I went with the Steamer variety, cause then you can use it for a lot than just rice

Own a Black & Decker (but there are plenty of other companies that make them)

Hope this helps,


Post # 14
2057 posts
Buzzing bee
  • Wedding: June 2014 - British Columbia

Easy, steamed rice will ensure you get the right consistency for rice.

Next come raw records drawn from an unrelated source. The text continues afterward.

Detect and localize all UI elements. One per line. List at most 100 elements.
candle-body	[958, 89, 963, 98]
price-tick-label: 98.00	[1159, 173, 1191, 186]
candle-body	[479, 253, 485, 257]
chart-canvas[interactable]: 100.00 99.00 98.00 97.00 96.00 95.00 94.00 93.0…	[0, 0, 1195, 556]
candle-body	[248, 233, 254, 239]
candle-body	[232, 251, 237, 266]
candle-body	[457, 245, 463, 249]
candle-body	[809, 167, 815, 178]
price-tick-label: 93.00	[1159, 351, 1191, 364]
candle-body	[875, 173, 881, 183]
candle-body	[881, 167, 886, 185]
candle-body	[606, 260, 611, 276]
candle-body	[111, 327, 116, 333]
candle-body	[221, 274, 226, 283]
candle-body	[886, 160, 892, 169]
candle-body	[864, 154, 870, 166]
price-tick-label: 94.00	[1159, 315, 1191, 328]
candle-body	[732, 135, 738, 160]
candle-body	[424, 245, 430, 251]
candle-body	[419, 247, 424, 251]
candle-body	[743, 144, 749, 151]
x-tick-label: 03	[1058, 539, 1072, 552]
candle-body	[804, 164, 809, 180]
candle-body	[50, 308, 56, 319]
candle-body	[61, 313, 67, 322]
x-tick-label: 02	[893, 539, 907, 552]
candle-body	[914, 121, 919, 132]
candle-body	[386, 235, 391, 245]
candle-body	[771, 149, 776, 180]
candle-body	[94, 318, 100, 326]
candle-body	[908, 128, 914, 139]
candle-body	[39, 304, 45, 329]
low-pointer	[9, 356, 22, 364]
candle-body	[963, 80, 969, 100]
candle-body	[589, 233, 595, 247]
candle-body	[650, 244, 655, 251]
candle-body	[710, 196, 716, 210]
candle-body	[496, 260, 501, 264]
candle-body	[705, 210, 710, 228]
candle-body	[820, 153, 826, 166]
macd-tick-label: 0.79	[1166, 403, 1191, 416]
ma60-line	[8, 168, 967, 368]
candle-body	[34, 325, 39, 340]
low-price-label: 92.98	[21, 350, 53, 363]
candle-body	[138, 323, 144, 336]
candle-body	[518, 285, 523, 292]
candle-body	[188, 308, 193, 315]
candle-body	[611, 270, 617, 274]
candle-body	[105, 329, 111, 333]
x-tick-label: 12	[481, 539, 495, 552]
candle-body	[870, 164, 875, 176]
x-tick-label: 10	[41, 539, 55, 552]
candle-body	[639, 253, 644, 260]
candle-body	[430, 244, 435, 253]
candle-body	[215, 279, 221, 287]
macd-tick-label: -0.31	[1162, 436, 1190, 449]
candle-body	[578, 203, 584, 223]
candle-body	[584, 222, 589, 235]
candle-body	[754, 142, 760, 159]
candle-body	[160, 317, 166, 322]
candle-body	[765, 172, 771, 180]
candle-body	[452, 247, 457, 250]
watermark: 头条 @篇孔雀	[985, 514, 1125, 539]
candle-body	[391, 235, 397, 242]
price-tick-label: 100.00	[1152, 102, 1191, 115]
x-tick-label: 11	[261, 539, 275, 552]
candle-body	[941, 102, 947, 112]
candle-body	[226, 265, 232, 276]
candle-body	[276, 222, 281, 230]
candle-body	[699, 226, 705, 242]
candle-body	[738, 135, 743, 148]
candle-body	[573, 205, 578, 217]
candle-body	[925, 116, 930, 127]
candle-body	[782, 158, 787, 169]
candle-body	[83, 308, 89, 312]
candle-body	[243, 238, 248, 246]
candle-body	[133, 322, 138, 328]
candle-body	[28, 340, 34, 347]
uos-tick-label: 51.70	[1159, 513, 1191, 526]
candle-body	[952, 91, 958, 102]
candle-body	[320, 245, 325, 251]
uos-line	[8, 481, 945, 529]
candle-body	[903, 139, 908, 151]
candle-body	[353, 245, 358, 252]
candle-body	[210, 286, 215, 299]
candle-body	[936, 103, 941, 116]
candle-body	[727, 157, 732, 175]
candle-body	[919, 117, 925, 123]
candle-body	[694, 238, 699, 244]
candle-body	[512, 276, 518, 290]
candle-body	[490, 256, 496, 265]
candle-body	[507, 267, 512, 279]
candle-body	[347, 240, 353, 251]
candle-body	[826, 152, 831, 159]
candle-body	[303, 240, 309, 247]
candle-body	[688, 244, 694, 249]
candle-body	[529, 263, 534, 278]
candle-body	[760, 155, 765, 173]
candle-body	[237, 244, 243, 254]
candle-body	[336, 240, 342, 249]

Try find one of these at Chinatown:

Or from Amazon:

You just place one of these racks in a pot of water. Boil the water and place the rice in a bowl, on top of the wire rack, to be steamed. Cover. The wire rack is easy to store; it fits in my utensil drawer. This is actually my mother’s trick. I use a rice cooker myself.

Post # 15
10452 posts
Sugar Beekeeper
  • Wedding: January 2011

I’ve only bought minute brown rice.  I haven’t even noticed it being sold in reasonable quantities any other way, unless you include bulk bins.

Post # 16
176 posts
Blushing bee

I buy organic/biodynamic brown rice, put a saucepan full of water on the stove, bring to the boil, add a cup or two of the rice and cook the crap out of it. Takes about 40 minutes for brown rice to cook, as opposed to around 10 minutes for white rice, but meanwhile I make the rest of dinner. Brown or wild rice is much, much healther for you.

It comes out the same fluffiness as white rice. My mum was a chef and that is still the technique she uses, I’m fairly sure it’s called absorption. I’m also a nutrition student.

During cooking, I just take a spoon and test the rice after a while, tasting it when it has cooled on the spoon. It should not be gritty or hard, let it keep cooking if it is. You will work out what texture you like the most. 

I’ve never got the hang of rice cookers or liked the idea of teflon coated cooking appliances!